The words had such sudden meaning, I sat up, feeling the ache across my chest. I sank my teeth into my lip, stopping the cry of pain from leaving me.
My initial instinct was to reach down, running tingling fingers over my torso, feeling the tender burn of recently charred skin. Even in the dull light of evening, I recognised the outline of a hand. A new scar above an old one – fingers splayed larger than the mark Althea had left long ago.
It didn’t belong to my hand, but to another. Small scars spread outwards across pale flesh like serpents… like lightning.
As I brushed my finger over the tender skin, my mind was filled with a bright bolt of light. Duncan’s magic lingered. Had it been his light that guided me back? Re-sparked my struggling heart, as he refused to let me go?
I moved my hands atop the outline of my new scar, no longer caring about the pain. Instead, I was full of wonder, looking at just how large the familiar outline was. The skin was coated in a thick salve that made my fingers stick together, webbing as though sap had been plastered across the new wound.
Questions thrummed through me, most notably: what had happened?
I should be dead, but here I was, alive and breathing – not completely well but alive nonetheless.
I scooted to the end of the bed. My body was mine, and yet I felt some disconnect.

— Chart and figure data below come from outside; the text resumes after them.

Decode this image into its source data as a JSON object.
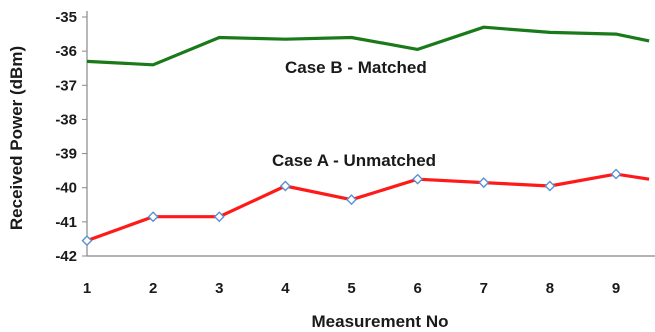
{
  "chart_data": {
    "type": "line",
    "xlabel": "Measurement No",
    "ylabel": "Received Power (dBm)",
    "categories": [
      "1",
      "2",
      "3",
      "4",
      "5",
      "6",
      "7",
      "8",
      "9"
    ],
    "x_extends_to": 9.5,
    "ylim": [
      -42,
      -35
    ],
    "yticks": [
      -35,
      -36,
      -37,
      -38,
      -39,
      -40,
      -41,
      -42
    ],
    "grid": false,
    "legend": "none",
    "series": [
      {
        "name": "Case B - Matched",
        "color": "#1a7a1a",
        "markers": false,
        "x": [
          1,
          2,
          3,
          4,
          5,
          6,
          7,
          8,
          9,
          9.5
        ],
        "values": [
          -36.3,
          -36.4,
          -35.6,
          -35.65,
          -35.6,
          -35.95,
          -35.3,
          -35.45,
          -35.5,
          -35.7
        ]
      },
      {
        "name": "Case A - Unmatched",
        "color": "#ff1a1a",
        "marker_color": "#5b8fd6",
        "markers": true,
        "x": [
          1,
          2,
          3,
          4,
          5,
          6,
          7,
          8,
          9,
          9.5
        ],
        "values": [
          -41.55,
          -40.85,
          -40.85,
          -39.95,
          -40.35,
          -39.75,
          -39.85,
          -39.95,
          -39.6,
          -39.75
        ]
      }
    ],
    "annotations": [
      {
        "text": "Case B - Matched",
        "series": 0
      },
      {
        "text": "Case A - Unmatched",
        "series": 1
      }
    ]
  }
}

As though it was not my consciousness that filled my limbs, but something else, belonging to another.
I used the final dregs of strength to push off the edge, wobbling on weak legs. I used the wall to steady myself as I came into view of the window. And in it, I saw my reflection.
I knew what I’d find before I saw it.
Duwar – looking back at me through its eyes. Except it wasn’t a demon, but my face just… different. Bright with power, features sharp and otherworldly. A light encased my skin, haloing my reflection as though I was imprinted in glass like the windows of Abbot Nathanial’s church.

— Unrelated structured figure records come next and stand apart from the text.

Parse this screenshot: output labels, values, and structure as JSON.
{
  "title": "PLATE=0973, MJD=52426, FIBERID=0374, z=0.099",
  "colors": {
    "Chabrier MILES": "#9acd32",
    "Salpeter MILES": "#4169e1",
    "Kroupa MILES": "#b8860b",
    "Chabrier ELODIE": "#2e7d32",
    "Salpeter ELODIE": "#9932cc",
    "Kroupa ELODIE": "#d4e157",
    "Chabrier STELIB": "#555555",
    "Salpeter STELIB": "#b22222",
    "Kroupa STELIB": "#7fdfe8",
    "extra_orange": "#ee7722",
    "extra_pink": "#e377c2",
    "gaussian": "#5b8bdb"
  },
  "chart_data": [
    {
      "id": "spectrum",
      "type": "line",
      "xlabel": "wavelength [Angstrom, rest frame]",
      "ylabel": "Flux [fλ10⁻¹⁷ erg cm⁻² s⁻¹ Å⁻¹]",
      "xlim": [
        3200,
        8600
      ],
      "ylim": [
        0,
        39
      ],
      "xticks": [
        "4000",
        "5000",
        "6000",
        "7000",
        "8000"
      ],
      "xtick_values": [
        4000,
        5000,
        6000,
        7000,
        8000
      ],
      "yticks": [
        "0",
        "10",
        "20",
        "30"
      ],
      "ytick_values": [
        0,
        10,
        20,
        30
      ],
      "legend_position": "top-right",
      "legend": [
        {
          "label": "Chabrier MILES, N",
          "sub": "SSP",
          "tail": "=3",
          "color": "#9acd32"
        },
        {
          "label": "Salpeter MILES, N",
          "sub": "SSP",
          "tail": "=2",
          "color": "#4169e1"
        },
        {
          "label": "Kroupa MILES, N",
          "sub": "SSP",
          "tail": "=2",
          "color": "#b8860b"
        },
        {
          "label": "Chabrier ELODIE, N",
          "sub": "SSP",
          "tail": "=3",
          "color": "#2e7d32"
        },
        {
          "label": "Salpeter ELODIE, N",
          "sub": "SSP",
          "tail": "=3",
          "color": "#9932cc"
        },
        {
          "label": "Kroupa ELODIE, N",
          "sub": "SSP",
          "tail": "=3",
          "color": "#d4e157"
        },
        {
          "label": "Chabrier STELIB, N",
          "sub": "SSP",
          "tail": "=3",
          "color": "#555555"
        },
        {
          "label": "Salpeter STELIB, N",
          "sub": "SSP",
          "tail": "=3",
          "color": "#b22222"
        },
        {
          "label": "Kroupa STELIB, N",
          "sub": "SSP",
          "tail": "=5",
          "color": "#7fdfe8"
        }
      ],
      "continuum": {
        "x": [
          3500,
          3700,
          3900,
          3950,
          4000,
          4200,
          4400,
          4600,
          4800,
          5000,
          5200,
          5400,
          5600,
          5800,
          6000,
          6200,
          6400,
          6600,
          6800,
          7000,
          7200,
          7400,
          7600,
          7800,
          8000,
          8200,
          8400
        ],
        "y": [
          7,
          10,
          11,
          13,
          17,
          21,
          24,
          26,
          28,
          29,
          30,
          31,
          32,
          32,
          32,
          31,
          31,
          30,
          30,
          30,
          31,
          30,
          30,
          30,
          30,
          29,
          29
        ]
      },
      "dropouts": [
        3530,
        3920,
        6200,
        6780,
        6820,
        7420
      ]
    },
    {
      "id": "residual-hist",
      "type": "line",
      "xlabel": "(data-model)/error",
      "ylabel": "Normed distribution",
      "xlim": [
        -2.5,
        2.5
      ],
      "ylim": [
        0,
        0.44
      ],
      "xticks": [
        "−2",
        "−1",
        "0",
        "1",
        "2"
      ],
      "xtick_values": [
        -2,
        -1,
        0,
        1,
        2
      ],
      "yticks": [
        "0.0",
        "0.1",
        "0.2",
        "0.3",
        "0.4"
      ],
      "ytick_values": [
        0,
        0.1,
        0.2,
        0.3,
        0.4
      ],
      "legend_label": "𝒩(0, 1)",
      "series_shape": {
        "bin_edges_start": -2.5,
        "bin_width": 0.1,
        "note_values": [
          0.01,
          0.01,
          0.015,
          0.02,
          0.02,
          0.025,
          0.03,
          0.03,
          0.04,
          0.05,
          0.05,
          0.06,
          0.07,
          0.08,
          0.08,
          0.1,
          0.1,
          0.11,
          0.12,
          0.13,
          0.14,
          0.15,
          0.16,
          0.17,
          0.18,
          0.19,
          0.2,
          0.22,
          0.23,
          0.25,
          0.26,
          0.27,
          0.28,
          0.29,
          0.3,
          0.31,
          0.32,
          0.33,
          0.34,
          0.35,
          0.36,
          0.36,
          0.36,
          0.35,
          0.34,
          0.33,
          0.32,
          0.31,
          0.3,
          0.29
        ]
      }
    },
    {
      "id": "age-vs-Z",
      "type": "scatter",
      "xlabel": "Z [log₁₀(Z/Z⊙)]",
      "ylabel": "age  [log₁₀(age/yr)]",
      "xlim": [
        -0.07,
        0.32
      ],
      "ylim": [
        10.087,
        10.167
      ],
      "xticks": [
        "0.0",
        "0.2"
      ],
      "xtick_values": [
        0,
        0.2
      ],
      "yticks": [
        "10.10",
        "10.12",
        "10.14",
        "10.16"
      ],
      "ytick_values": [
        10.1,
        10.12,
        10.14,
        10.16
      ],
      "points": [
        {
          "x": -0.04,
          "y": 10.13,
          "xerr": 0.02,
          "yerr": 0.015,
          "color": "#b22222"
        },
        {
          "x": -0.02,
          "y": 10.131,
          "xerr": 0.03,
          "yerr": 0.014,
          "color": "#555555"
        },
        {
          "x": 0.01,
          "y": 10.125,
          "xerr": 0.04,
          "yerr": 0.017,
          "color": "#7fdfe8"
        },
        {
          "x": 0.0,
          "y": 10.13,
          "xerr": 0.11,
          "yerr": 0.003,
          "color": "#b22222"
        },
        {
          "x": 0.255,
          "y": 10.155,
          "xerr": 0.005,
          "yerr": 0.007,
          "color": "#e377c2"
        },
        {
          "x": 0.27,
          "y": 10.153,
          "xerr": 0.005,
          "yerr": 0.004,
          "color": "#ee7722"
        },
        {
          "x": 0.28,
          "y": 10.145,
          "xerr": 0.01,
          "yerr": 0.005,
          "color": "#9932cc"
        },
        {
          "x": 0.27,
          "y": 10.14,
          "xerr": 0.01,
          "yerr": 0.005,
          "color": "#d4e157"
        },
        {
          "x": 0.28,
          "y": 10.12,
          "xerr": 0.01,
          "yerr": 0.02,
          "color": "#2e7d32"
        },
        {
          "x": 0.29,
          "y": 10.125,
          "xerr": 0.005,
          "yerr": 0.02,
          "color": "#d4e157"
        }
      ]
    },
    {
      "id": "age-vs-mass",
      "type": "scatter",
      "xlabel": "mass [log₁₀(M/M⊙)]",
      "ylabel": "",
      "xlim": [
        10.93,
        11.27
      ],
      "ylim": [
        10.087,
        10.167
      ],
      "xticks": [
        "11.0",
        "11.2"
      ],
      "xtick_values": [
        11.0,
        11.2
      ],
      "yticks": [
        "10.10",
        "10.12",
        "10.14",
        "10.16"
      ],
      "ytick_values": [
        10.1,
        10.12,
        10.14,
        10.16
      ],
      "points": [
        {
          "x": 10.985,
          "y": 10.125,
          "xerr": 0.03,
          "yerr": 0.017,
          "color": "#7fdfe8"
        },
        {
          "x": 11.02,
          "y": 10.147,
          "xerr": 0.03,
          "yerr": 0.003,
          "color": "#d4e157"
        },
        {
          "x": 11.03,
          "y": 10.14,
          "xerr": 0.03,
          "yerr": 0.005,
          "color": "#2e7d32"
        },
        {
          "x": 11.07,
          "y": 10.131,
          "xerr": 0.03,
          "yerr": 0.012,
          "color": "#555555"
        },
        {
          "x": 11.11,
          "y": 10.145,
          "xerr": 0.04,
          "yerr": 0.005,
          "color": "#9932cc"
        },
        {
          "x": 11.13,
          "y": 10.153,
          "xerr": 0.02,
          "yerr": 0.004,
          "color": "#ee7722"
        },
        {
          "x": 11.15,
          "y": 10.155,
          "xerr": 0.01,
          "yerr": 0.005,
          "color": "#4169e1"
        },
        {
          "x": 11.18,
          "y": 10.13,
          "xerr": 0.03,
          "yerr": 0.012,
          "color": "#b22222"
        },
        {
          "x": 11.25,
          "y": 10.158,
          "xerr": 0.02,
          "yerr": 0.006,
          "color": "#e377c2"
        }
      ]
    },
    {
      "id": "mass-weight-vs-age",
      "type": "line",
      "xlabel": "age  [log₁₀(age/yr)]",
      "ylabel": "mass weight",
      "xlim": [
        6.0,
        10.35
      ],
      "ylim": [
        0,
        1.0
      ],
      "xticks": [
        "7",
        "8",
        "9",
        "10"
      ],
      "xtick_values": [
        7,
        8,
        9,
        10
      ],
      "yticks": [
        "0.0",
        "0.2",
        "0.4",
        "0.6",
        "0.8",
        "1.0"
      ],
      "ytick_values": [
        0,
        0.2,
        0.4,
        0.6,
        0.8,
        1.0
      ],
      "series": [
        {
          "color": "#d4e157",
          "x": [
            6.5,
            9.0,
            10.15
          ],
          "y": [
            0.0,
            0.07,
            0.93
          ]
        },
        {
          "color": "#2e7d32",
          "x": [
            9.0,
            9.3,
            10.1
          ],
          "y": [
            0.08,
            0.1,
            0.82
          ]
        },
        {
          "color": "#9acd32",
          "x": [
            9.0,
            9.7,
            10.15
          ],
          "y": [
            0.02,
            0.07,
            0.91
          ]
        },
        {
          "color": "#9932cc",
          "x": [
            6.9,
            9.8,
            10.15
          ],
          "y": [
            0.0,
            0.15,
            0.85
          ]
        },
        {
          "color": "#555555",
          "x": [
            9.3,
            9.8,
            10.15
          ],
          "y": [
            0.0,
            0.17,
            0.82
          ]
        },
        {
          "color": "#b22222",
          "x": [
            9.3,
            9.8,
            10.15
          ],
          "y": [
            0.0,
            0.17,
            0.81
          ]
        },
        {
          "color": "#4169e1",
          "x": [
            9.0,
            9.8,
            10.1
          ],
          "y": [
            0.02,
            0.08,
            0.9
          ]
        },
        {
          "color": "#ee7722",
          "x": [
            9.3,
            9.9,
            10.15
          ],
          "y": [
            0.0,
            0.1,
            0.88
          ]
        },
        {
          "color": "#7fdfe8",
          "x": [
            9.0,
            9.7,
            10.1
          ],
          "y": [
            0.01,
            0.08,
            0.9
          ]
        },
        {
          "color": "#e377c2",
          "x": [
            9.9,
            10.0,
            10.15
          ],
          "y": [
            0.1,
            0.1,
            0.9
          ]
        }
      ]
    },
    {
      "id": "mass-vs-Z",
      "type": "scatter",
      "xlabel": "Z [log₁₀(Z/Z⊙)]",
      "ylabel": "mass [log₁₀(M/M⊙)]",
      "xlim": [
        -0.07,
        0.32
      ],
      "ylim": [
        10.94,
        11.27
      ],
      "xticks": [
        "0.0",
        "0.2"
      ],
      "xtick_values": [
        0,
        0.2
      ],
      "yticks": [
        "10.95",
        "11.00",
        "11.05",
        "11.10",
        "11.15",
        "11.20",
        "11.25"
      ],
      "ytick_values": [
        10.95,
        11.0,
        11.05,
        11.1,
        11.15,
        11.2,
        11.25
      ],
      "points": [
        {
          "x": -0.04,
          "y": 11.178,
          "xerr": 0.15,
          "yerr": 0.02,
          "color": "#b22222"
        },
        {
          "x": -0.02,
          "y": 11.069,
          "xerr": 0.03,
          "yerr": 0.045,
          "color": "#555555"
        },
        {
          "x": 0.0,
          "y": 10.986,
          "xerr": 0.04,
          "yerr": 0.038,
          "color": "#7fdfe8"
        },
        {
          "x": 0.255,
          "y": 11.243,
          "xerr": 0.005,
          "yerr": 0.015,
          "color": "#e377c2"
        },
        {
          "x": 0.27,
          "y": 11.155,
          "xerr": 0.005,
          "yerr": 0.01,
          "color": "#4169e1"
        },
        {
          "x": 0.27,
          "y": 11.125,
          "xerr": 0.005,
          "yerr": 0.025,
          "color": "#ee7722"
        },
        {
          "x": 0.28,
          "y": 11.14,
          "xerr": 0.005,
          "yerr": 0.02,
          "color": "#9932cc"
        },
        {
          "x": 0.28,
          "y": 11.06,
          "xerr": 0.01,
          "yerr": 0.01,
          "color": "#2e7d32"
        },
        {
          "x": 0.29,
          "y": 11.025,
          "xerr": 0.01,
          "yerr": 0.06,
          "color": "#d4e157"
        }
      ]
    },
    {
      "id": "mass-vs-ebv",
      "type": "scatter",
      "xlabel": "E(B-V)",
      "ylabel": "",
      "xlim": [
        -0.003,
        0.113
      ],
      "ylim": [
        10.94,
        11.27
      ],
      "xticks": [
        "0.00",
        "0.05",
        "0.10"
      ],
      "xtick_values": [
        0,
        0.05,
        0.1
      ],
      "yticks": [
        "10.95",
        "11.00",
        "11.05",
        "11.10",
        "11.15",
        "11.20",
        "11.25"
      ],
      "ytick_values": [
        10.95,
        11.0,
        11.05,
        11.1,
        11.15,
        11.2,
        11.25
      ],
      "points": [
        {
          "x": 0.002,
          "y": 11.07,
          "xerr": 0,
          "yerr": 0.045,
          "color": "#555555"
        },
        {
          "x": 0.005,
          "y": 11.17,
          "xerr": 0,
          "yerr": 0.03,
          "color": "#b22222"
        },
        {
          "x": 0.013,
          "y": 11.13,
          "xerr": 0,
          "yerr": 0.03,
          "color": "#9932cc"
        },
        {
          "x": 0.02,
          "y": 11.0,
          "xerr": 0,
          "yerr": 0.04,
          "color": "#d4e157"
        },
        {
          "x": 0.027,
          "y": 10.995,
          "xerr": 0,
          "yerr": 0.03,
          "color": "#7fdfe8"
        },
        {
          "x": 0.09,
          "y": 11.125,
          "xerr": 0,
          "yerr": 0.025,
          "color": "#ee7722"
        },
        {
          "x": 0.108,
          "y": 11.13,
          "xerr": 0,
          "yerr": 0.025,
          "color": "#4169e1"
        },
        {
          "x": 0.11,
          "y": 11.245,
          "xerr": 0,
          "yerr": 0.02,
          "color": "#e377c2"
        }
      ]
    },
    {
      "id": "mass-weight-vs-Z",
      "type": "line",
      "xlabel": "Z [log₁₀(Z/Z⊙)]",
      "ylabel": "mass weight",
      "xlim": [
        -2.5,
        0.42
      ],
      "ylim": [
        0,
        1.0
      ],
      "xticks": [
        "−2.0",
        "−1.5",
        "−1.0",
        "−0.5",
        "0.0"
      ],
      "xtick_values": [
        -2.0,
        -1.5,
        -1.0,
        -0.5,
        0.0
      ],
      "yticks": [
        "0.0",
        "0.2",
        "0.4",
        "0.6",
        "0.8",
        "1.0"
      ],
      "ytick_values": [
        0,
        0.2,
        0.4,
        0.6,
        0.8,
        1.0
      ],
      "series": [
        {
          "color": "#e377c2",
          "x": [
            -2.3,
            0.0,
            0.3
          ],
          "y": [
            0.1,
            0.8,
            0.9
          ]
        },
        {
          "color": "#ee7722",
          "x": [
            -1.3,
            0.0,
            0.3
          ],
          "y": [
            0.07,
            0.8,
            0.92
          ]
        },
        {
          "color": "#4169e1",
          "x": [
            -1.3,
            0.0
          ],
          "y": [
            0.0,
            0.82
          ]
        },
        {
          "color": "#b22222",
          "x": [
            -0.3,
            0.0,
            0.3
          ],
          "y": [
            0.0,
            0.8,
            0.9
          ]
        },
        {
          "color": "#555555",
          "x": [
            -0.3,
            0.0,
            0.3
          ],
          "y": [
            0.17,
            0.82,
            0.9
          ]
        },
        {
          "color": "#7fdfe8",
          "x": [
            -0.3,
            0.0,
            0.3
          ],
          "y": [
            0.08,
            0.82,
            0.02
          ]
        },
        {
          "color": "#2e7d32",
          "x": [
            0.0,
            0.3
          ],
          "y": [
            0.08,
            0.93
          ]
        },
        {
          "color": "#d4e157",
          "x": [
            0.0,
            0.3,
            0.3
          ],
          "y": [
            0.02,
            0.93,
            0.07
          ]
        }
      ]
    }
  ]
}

The horror of it, the reality that I had somehow survived the poison that was meant to kill me, came flooding in. Unable to look at myself, I tore the metal handle of the window from its clasp and pushed it open. With unnatural force, the window slammed into the wall outside, shattering glass.
“Robin!”
I didn’t care who called after me, which one of my loves shouted my name.
Not when I got my first look of the world outside, a familiar street with close-knit homes, narrow streets and a view of patchwork fields now full of pitched white tents. I didn’t get a chance to truly understand where I was, before a panicked gasp sounded at my back.
“Little bird, you’re–”
“Alive,” I said, skull thundering, lungs aching for proper breath, I looked behind me to see both Duncan and Erix were alert.
Erix was pale as the sheets he lay upon, looking as if he’d seen a ghost. Duncan’s verdant eyes glittered with tears, his brow pinched but his lips curved in a smile of pure relief.
Disbelief rang in every crease and line across their handsome faces.